- Хорошо. Но если не тамплиер, кто же тогда? - продолжала допытываться Виктуар, доверчиво и в то же время смущенно взглядывая на него.
- Рейтарский полковник времен Тридцатилетней войны. А может быть, и более поздних дней Фербеллина. Я разобрал его имя: Ахим фон Хааке.
- Значит, вы всю эту историю считаете выдумкой?
- Нет, не совсем. Установлено, что в наших краях жили тамплиеры, и эта церковь с ее доготическими формами вполне могла возникнуть в их времена. Вот единственное, что здесь достоверно.

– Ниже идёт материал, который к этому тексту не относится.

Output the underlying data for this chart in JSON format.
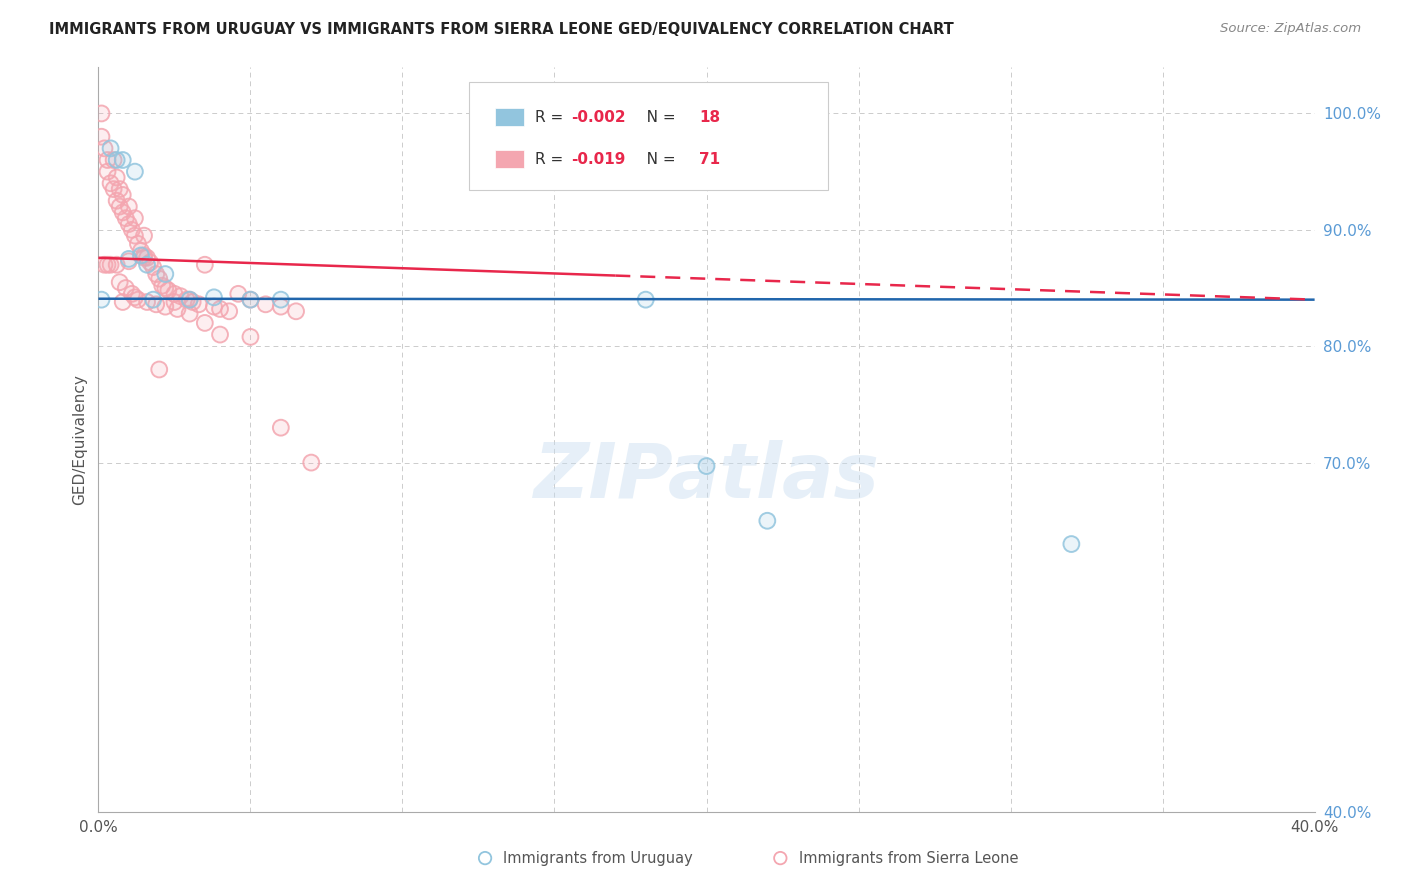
{
  "title": "IMMIGRANTS FROM URUGUAY VS IMMIGRANTS FROM SIERRA LEONE GED/EQUIVALENCY CORRELATION CHART",
  "source": "Source: ZipAtlas.com",
  "ylabel": "GED/Equivalency",
  "xlim": [
    0.0,
    0.4
  ],
  "ylim": [
    0.4,
    1.04
  ],
  "x_tick_positions": [
    0.0,
    0.05,
    0.1,
    0.15,
    0.2,
    0.25,
    0.3,
    0.35,
    0.4
  ],
  "x_tick_labels": [
    "0.0%",
    "",
    "",
    "",
    "",
    "",
    "",
    "",
    "40.0%"
  ],
  "y_tick_positions": [
    0.4,
    0.5,
    0.6,
    0.7,
    0.8,
    0.9,
    1.0
  ],
  "y_tick_labels": [
    "40.0%",
    "",
    "",
    "70.0%",
    "80.0%",
    "90.0%",
    "100.0%"
  ],
  "uruguay_color": "#92c5de",
  "sierra_leone_color": "#f4a6b0",
  "trend_uruguay_color": "#2166ac",
  "trend_sierra_leone_color": "#e8274b",
  "watermark": "ZIPatlas",
  "legend_R_uruguay": "-0.002",
  "legend_N_uruguay": "18",
  "legend_R_sierra": "-0.019",
  "legend_N_sierra": "71",
  "uruguay_x": [
    0.001,
    0.004,
    0.006,
    0.008,
    0.01,
    0.012,
    0.014,
    0.016,
    0.018,
    0.022,
    0.03,
    0.038,
    0.05,
    0.06,
    0.18,
    0.2,
    0.22,
    0.32
  ],
  "uruguay_y": [
    0.84,
    0.97,
    0.96,
    0.96,
    0.875,
    0.95,
    0.878,
    0.87,
    0.84,
    0.862,
    0.84,
    0.842,
    0.84,
    0.84,
    0.84,
    0.697,
    0.65,
    0.63
  ],
  "sierra_leone_x": [
    0.001,
    0.001,
    0.002,
    0.003,
    0.003,
    0.004,
    0.005,
    0.005,
    0.006,
    0.006,
    0.007,
    0.007,
    0.008,
    0.008,
    0.009,
    0.01,
    0.01,
    0.011,
    0.012,
    0.012,
    0.013,
    0.014,
    0.015,
    0.015,
    0.016,
    0.017,
    0.018,
    0.019,
    0.02,
    0.021,
    0.022,
    0.023,
    0.025,
    0.027,
    0.029,
    0.031,
    0.033,
    0.035,
    0.038,
    0.04,
    0.043,
    0.046,
    0.05,
    0.055,
    0.06,
    0.065,
    0.02,
    0.025,
    0.03,
    0.01,
    0.015,
    0.008,
    0.012,
    0.006,
    0.004,
    0.003,
    0.002,
    0.007,
    0.009,
    0.011,
    0.013,
    0.016,
    0.019,
    0.022,
    0.026,
    0.03,
    0.035,
    0.04,
    0.05,
    0.06,
    0.07
  ],
  "sierra_leone_y": [
    1.0,
    0.98,
    0.97,
    0.96,
    0.95,
    0.94,
    0.935,
    0.96,
    0.925,
    0.945,
    0.92,
    0.935,
    0.915,
    0.93,
    0.91,
    0.905,
    0.92,
    0.9,
    0.895,
    0.91,
    0.888,
    0.882,
    0.878,
    0.895,
    0.876,
    0.872,
    0.868,
    0.862,
    0.858,
    0.852,
    0.85,
    0.848,
    0.845,
    0.843,
    0.84,
    0.838,
    0.836,
    0.87,
    0.834,
    0.832,
    0.83,
    0.845,
    0.84,
    0.836,
    0.834,
    0.83,
    0.78,
    0.838,
    0.84,
    0.873,
    0.876,
    0.838,
    0.842,
    0.87,
    0.87,
    0.87,
    0.87,
    0.855,
    0.85,
    0.845,
    0.84,
    0.838,
    0.836,
    0.834,
    0.832,
    0.828,
    0.82,
    0.81,
    0.808,
    0.73,
    0.7
  ],
  "trend_uy_x0": 0.0,
  "trend_uy_y0": 0.8408,
  "trend_uy_x1": 0.4,
  "trend_uy_y1": 0.84,
  "trend_sl_x0": 0.0,
  "trend_sl_y0": 0.876,
  "trend_sl_x1": 0.4,
  "trend_sl_y1": 0.84
}
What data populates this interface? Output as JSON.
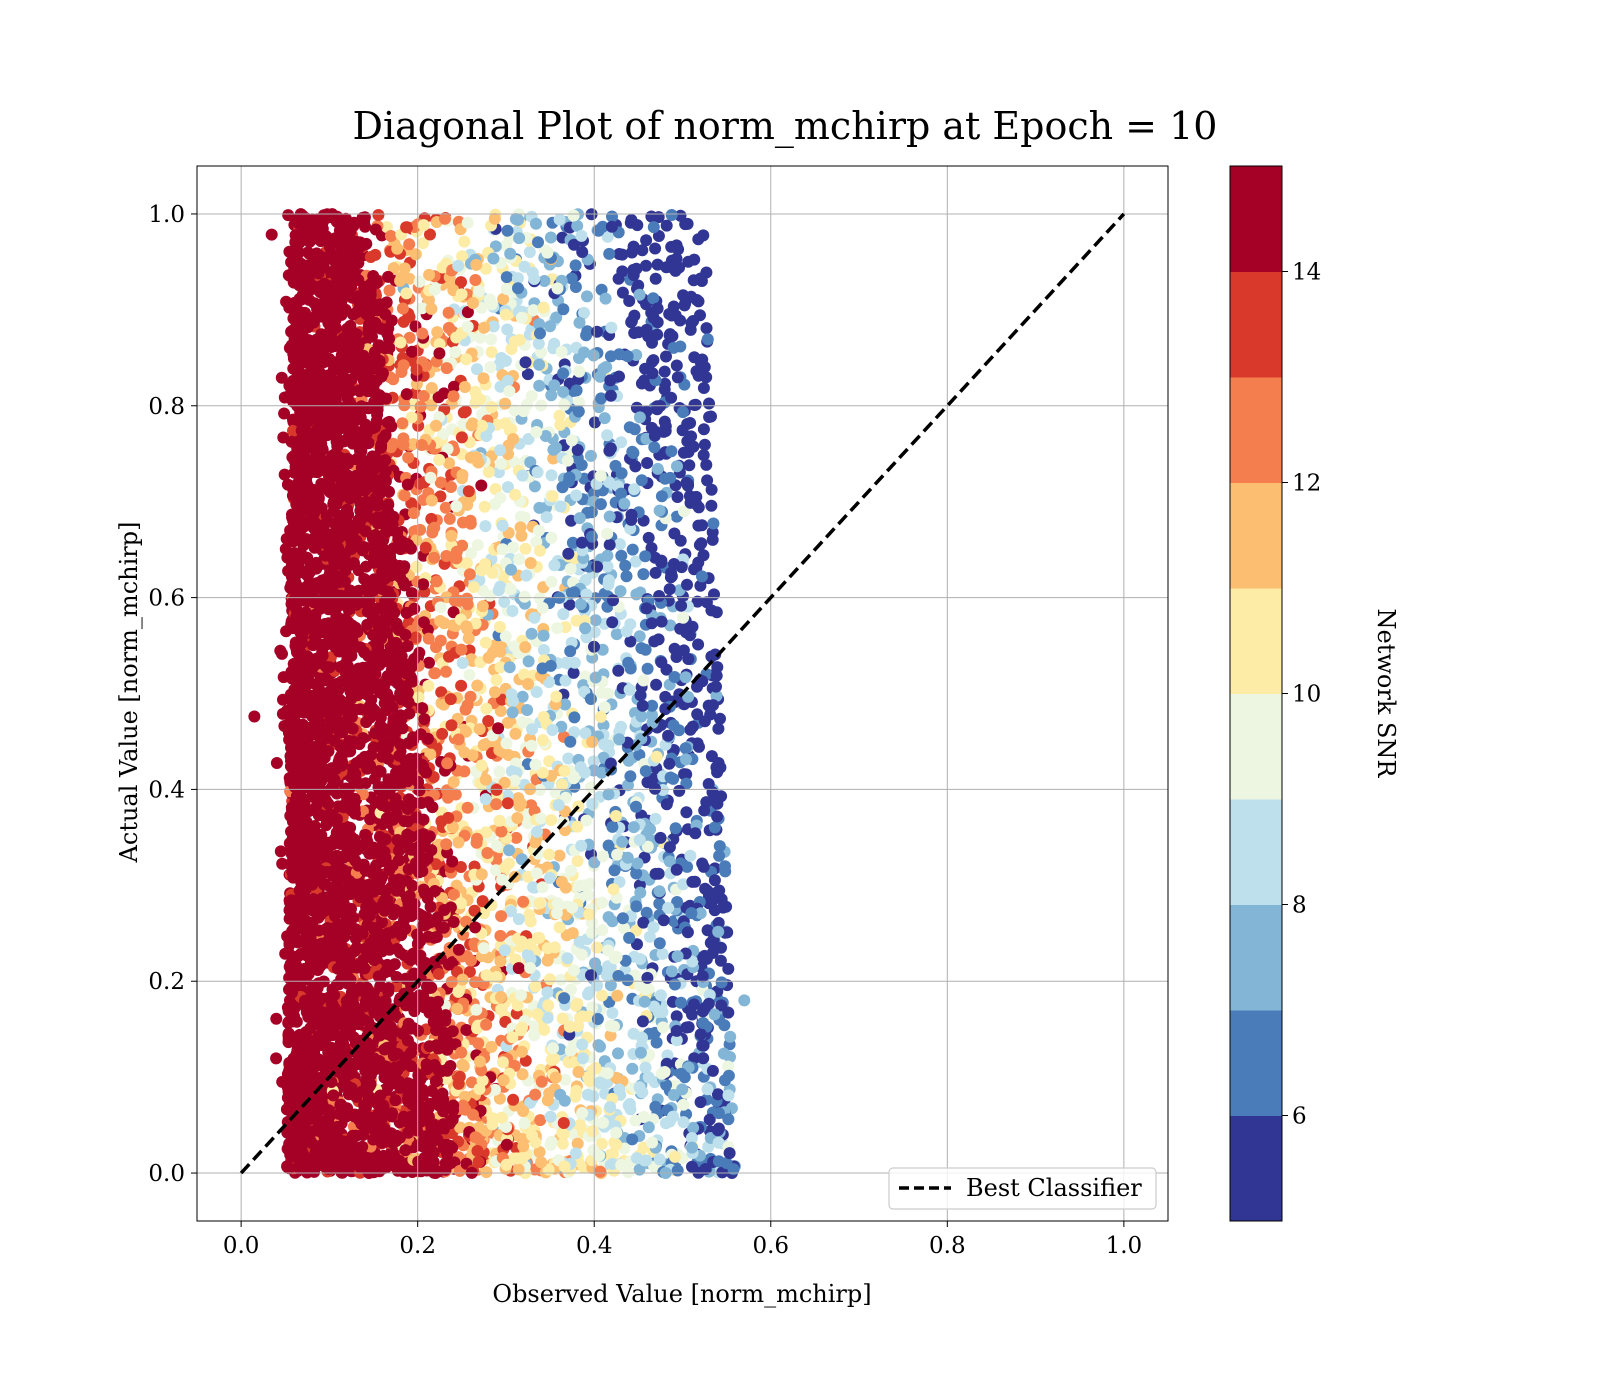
{
  "chart_data": {
    "type": "scatter",
    "title": "Diagonal Plot of norm_mchirp at Epoch = 10",
    "xlabel": "Observed Value [norm_mchirp]",
    "ylabel": "Actual Value [norm_mchirp]",
    "xlim": [
      -0.05,
      1.05
    ],
    "ylim": [
      -0.05,
      1.05
    ],
    "xticks": [
      "0.0",
      "0.2",
      "0.4",
      "0.6",
      "0.8",
      "1.0"
    ],
    "yticks": [
      "0.0",
      "0.2",
      "0.4",
      "0.6",
      "0.8",
      "1.0"
    ],
    "xtick_values": [
      0.0,
      0.2,
      0.4,
      0.6,
      0.8,
      1.0
    ],
    "ytick_values": [
      0.0,
      0.2,
      0.4,
      0.6,
      0.8,
      1.0
    ],
    "grid": true,
    "colorbar": {
      "label": "Network SNR",
      "range": [
        5,
        15
      ],
      "ticks": [
        "6",
        "8",
        "10",
        "12",
        "14"
      ],
      "tick_values": [
        6,
        8,
        10,
        12,
        14
      ],
      "colors": [
        "#313695",
        "#4575b4",
        "#74add1",
        "#abd9e9",
        "#e0f3f8",
        "#fee090",
        "#fdae61",
        "#f46d43",
        "#d73027",
        "#a50026"
      ],
      "colors_display": [
        "#313695",
        "#4a7cb9",
        "#82b5d6",
        "#bde0ec",
        "#edf6e0",
        "#fdeca6",
        "#fcbe70",
        "#f57e4e",
        "#d9392a",
        "#a50026"
      ]
    },
    "series": [
      {
        "name": "Best Classifier",
        "style": "dashed",
        "color": "#000000",
        "x": [
          0.0,
          1.0
        ],
        "y": [
          0.0,
          1.0
        ]
      }
    ],
    "scatter": {
      "note_x_extent": [
        0.05,
        0.57
      ],
      "outliers": [
        {
          "x": 0.015,
          "y": 0.476,
          "snr": 15
        },
        {
          "x": 0.57,
          "y": 0.18,
          "snr": 7
        }
      ]
    },
    "legend": {
      "position": "lower-right",
      "entries": [
        "Best Classifier"
      ]
    }
  }
}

- Меня так интересует этот орден!
- Меня тоже. Карающая рука божества грозно поразила его, и, наверно, поэтому он остался самым интригующим и поэтическим. Вы же знаете, что было поставлено ему в вину: идолопоклонство, отречение от Христа, всевозможные пороки. И боюсь, что справедливо. Но как ни огромна была вина, еще страшнее было искупление, не говоря уже о том, что и в данном случае безвинный потомок поплатился за вину сошедших поколений. Таков удел и рок всех, кто, пусть блуждая и ошибаясь, стремится возвыситься над повседневностью. Итак, этот орден, над которым тяготели столь страшные обвинения, несмотря на упадок и бесславие, окончил свое существование в сияющем ореоле. Убила его зависть, зависть и корыстолюбие, и, виноватый или безвинный, он подавляет меня своим величием.
Виктуар улыбнулась.
- Тот, кто услышал бы вас, милый Шах, право, мог бы подумать, что вы последний из тамплиеров. Но все же это был монашеский орден, монашеским был и его обет. Разве могли бы вы жить и умереть, как тамплиер?
- Да.
- Возможно, вас прельщает одеяние, еще более изящное, чем жандармская безрукавка?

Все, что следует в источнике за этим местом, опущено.